Shadow of ‘Golfgate’ still looms six months on
Two politicians are to face charges over alleged breaches of Covid-19 regulations
Eighty-one people attended a dinner at the Station House Hotel following the golf event
Oireachtas Golf Society events rarely received much attention prior to August 2020.
They were a chance for sitting politicians to kick back away from the cut and thrust of battle in Leinster House and a way for retired TDs and senators to stay in touch with old friends.
But previous meet-ups did not take place against the backdrop of a global pandemic and tough restrictions on numbers at funerals and weddings.
Six months on from the golf dinner at the Station House Hotel in Clifden, Co Galway on August 19th, the event continues to cast a shadow over those who were there.
Eighty-one people attended the event and a room divider split the space in two but it took place at a time when Covid-19 restrictions limited indoor gatherings to 50 people.
News of the dinner prompted claims that it breached either the letter or spirit of the law and whipped up public anger at the attendees.
The Garda investigated the event and the storm clouds are back as two politicians – Independent TD Noel Grealish, captain of the Oireachtas Golf Society, and former TD and senator Donie Cassidy, president of the society – are to face charges over alleged breaches of Covid-19 regulations.
Two other people facing charges are understood to be based in Galway and helped the Oireachtas society organise the dinner.
The argument over whether or not Covid-19 regulations were breached will play out in the District Court later this year.
Mr Cassidy last year apologised “unreservedly” on behalf of the society, and said “it was not our intention to disregard Government or health authorities’ advice”. This week he said he had not yet received the court summons but said he would be mounting a vigorous defence. Mr Grealish did not respond to requests for comment.
Regardless of the outcome of the future court proceedings, there have been lasting repercussions for those who attended the dinner.
Then minister for agriculture Dara Calleary resigned his position, as did European commissioner Phil Hogan.
Former attorney general Séamus Woulfe was also there and he was embroiled in the controversy at the beginning of his new role as a judge of the Supreme Court, to which he had been appointed in July.
Six Senators – three from Fianna Fáil and three from Fine Gael – lost their respective party whips for almost five months due to their attendance.
The Irish Times understands that none of those who attended the dinner were ever under Garda investigation, except for the organisers.
One political attendee, speaking on the basis of anonymity, said the last six months have been “bloody hard”.
People still make comments that can “cut deep” and the online backlash has been “crazy”, he said.
Perhaps less seriously “smart alecs” continue to make jibes like asking the politician “how’re you fixed for a game of golf?”.
He noted that Irish people who booked dental appointments in Tenerife as a cover for going on holidays get coverage in the media but it’s “gone the next day”. He said he appreciates that politicians are public figures but the long-lasting focus on “Golfgate” in comparison is “frustrating”.

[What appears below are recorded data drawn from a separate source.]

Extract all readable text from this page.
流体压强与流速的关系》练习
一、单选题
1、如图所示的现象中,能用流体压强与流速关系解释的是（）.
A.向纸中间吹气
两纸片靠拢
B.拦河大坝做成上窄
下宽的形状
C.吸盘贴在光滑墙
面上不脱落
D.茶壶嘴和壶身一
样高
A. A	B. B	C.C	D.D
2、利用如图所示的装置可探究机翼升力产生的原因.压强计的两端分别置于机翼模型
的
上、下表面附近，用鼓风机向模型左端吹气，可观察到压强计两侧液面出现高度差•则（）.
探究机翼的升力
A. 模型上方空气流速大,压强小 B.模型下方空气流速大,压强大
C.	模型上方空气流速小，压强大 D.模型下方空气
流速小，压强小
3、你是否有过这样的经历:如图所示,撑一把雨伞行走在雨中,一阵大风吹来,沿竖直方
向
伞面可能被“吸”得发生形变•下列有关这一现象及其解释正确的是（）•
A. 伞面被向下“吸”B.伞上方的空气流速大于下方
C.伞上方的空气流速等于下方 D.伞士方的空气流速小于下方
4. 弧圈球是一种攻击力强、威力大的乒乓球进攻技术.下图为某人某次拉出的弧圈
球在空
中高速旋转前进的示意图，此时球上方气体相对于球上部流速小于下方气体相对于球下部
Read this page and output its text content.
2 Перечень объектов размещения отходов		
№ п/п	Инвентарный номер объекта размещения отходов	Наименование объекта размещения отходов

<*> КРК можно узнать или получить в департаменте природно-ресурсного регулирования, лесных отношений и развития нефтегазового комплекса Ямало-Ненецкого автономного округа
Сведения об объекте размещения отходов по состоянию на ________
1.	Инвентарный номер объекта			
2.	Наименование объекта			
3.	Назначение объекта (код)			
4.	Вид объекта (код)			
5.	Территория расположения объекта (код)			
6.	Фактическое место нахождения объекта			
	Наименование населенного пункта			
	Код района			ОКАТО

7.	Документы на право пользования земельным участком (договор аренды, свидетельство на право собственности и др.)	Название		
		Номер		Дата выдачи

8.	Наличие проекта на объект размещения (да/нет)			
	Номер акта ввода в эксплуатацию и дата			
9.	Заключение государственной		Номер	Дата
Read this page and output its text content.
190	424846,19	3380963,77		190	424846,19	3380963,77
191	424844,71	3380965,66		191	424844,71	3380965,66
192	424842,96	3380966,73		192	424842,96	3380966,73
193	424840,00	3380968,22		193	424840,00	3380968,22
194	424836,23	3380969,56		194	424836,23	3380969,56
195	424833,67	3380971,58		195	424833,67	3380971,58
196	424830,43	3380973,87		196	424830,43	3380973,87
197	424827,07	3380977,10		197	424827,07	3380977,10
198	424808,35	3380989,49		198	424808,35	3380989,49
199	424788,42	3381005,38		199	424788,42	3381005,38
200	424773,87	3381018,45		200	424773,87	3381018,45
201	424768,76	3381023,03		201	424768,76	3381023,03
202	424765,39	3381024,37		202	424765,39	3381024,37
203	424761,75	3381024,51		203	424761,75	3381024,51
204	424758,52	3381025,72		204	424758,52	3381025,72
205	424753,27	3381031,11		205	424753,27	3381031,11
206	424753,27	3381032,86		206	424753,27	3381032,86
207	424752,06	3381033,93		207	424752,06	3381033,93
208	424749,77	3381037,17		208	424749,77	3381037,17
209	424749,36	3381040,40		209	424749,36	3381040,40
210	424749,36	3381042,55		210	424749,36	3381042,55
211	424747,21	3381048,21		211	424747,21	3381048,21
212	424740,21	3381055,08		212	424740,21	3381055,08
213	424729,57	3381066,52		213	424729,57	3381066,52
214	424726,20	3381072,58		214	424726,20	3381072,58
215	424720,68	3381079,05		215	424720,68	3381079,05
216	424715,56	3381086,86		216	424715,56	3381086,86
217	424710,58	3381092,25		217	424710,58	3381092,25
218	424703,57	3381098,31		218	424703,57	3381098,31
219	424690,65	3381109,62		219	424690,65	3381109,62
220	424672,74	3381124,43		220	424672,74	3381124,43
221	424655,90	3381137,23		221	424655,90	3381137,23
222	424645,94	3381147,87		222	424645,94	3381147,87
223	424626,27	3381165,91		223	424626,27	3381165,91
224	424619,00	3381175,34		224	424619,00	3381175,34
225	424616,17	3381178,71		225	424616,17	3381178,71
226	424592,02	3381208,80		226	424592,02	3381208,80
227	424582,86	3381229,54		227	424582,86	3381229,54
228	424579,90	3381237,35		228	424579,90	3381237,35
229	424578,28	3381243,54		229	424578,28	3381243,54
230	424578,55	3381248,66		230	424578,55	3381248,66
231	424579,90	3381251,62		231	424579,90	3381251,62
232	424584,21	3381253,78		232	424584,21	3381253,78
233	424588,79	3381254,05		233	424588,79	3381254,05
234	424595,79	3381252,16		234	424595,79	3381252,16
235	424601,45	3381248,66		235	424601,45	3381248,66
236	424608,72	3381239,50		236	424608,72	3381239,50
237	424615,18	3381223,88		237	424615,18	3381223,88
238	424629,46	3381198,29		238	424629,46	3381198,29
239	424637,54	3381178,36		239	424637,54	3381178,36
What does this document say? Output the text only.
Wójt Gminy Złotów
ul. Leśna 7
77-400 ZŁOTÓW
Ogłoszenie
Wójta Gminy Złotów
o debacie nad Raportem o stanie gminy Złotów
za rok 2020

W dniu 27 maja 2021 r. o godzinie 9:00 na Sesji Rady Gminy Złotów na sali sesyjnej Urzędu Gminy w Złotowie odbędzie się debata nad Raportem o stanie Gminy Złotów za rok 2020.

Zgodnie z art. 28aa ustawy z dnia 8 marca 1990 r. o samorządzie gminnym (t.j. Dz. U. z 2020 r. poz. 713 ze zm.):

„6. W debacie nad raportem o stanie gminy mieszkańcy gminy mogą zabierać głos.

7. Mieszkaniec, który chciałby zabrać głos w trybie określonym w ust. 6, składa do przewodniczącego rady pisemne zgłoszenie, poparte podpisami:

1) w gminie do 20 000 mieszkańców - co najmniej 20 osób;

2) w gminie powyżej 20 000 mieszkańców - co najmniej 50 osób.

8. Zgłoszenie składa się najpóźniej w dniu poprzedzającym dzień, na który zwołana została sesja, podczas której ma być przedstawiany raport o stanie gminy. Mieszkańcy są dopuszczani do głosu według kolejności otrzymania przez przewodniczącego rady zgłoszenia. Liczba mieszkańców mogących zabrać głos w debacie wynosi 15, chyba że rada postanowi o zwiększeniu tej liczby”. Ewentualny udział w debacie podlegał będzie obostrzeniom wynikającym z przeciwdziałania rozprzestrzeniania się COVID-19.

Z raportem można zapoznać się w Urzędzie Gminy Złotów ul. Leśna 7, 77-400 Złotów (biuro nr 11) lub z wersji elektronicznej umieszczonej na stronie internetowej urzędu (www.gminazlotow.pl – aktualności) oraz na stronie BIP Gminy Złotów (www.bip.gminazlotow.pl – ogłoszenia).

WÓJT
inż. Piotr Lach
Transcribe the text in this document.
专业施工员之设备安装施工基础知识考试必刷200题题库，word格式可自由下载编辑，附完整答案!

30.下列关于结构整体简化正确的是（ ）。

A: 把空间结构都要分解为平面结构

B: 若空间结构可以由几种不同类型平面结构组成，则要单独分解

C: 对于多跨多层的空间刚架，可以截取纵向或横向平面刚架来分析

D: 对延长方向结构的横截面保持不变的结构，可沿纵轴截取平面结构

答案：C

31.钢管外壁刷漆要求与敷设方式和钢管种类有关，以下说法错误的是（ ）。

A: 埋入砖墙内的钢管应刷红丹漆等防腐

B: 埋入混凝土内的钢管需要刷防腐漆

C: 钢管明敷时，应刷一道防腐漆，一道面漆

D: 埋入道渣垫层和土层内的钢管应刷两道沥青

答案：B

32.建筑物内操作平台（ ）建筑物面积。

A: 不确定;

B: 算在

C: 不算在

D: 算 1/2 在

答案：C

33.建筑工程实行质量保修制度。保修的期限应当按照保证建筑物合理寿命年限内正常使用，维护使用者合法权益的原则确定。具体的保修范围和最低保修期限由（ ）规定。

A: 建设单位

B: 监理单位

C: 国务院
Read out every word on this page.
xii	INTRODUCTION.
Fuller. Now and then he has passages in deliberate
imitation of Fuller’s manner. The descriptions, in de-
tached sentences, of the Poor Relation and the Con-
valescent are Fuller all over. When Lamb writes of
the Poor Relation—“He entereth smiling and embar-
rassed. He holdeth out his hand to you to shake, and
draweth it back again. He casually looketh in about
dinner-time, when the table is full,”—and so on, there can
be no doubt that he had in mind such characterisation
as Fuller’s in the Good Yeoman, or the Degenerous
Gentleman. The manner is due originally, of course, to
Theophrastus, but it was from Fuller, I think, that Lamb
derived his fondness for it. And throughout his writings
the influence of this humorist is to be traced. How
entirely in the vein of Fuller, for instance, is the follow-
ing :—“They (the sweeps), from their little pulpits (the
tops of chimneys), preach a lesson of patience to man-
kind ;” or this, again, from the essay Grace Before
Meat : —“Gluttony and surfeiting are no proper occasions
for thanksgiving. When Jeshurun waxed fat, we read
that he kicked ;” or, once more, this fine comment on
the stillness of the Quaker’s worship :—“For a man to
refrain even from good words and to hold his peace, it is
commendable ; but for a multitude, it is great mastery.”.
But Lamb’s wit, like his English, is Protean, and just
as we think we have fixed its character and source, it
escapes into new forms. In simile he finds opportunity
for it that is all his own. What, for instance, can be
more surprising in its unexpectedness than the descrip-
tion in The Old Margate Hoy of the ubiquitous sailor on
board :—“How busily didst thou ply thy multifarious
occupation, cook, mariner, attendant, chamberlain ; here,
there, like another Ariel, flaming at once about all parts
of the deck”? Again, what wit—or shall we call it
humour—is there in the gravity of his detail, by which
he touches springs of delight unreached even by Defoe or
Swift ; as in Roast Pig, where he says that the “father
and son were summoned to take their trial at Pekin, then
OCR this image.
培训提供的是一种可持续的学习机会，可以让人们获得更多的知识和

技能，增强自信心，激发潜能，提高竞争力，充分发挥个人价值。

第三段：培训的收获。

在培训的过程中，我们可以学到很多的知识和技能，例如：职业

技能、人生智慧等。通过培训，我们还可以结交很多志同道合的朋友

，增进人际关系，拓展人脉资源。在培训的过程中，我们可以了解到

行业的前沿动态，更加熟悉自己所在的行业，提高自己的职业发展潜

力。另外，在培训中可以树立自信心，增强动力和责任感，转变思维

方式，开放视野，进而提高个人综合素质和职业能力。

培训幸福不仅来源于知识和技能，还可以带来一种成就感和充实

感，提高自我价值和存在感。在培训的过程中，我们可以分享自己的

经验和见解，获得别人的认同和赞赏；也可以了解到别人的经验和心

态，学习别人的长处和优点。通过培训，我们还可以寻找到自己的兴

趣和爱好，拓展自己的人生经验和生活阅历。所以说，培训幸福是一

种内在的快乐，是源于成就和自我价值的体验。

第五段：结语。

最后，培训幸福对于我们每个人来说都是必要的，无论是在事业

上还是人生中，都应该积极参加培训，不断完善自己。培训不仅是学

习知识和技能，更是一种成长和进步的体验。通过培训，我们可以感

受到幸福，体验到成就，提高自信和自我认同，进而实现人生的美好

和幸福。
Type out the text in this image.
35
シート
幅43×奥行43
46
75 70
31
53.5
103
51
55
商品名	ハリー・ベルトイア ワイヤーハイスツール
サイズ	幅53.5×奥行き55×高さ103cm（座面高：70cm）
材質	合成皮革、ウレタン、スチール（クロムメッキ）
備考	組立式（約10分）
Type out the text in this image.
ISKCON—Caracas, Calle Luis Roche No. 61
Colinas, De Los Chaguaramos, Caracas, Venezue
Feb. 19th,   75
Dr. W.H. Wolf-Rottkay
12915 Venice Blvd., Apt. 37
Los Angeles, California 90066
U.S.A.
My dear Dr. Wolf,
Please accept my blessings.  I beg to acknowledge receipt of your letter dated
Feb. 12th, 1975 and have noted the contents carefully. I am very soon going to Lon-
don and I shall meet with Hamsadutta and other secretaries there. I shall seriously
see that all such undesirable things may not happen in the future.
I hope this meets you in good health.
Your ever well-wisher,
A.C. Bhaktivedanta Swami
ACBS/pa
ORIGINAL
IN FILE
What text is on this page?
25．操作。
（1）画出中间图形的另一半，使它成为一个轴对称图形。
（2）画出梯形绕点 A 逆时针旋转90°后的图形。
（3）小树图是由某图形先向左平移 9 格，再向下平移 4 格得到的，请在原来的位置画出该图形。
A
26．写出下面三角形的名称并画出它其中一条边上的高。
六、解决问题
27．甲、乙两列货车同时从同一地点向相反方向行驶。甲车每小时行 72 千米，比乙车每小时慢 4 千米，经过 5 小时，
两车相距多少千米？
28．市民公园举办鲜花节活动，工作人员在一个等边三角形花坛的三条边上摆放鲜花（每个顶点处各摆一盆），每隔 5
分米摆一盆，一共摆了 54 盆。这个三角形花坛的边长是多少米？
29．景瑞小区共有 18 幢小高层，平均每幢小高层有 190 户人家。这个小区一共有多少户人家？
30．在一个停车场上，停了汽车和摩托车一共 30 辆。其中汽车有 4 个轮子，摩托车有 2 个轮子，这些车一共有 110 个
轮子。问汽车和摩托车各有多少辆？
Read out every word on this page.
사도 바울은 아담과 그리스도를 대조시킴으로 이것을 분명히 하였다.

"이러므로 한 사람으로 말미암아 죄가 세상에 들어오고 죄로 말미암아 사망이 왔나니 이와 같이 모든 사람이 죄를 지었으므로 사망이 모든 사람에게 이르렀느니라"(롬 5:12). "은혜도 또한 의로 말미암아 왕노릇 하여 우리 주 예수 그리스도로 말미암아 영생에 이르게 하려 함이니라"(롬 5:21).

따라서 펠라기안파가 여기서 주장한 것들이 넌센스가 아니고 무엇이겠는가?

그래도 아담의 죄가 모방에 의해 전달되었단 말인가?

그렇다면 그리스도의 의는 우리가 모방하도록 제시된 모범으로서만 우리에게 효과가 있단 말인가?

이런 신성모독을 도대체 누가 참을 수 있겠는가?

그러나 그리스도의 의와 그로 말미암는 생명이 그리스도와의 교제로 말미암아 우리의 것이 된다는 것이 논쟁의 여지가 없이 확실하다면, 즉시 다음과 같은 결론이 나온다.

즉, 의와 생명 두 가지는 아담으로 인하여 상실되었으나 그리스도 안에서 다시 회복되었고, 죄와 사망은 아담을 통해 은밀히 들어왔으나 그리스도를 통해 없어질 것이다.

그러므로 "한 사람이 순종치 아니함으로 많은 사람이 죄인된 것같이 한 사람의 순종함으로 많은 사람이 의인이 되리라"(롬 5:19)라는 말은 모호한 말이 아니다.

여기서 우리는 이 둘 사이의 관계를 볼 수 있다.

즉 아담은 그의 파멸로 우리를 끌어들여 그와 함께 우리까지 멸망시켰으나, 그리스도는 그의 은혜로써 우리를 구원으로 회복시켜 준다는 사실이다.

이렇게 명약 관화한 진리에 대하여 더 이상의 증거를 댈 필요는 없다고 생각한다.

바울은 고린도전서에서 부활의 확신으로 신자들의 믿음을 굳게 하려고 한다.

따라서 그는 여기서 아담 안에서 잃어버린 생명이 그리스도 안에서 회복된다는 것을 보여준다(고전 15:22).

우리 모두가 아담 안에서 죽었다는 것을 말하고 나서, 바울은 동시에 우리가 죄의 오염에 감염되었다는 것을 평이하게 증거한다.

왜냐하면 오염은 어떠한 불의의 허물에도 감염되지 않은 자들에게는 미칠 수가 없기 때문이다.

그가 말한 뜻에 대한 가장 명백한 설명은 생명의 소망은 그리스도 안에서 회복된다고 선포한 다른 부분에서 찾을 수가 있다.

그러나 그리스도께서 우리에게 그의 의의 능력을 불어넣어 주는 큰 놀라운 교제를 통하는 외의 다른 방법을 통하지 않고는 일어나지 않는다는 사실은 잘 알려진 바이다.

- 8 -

He said he regrets going and added: “I swear I walked into that room not realising what was going to happen . . . As far as I was concerned everything had been done to meet the rules as they stood.”
Also speaking anonymously, a different political figure who was there predicted there could be further six months of attention on Golfgate depending on when the court proceedings take place.
Fianna Fáil Senator Niall Blaney said he had gone to the event in August to “switch off for a couple of days”. He said: “I didn’t go there in any way to cause upset and I realise it caused an awful lot of upset.”
He said he apologised at the time and “I’m sorry about the whole event”. Mr Blaney said he has been on the receiving end of online abuse, but added: “people have been suffering a lot more than I have and I’m in no position to complain about it”.
“I just want to get on with my job and do it as effectively as I can”
Mayo TD Mr Calleary was the first to resign over the Golfgate affair.
On Friday, he said that if he could “wind back the clock” he would not have attended the dinner, adding: “I made a stupid, stupid mistake”.
He told RTÉ Radio One he knew early on he needed to resign.
Mr Calleary, who, incidentally, does not play golf, said he was there to offer tribute to the late former TD and MEP Mark Killilea. Several members of the Killilea family attended the dinner, which honoured Mr Killilea.
Mr Calleary was asked what it was like to be a “lightning rod” in the aftermath of the dinner, and he replied: “It was incredibly difficult. I never tried to hurt people . . . or anger people”. He also said: “What I went though in those days is nothing compared to where so many people are in terms of Covid.”
Mr Calleary said he did not know if he will ever be a minister again but he would “love to be” and retains that ambition.
The length of time the fallout from Golfgate persists will have a bearing on whether or not that ever happens.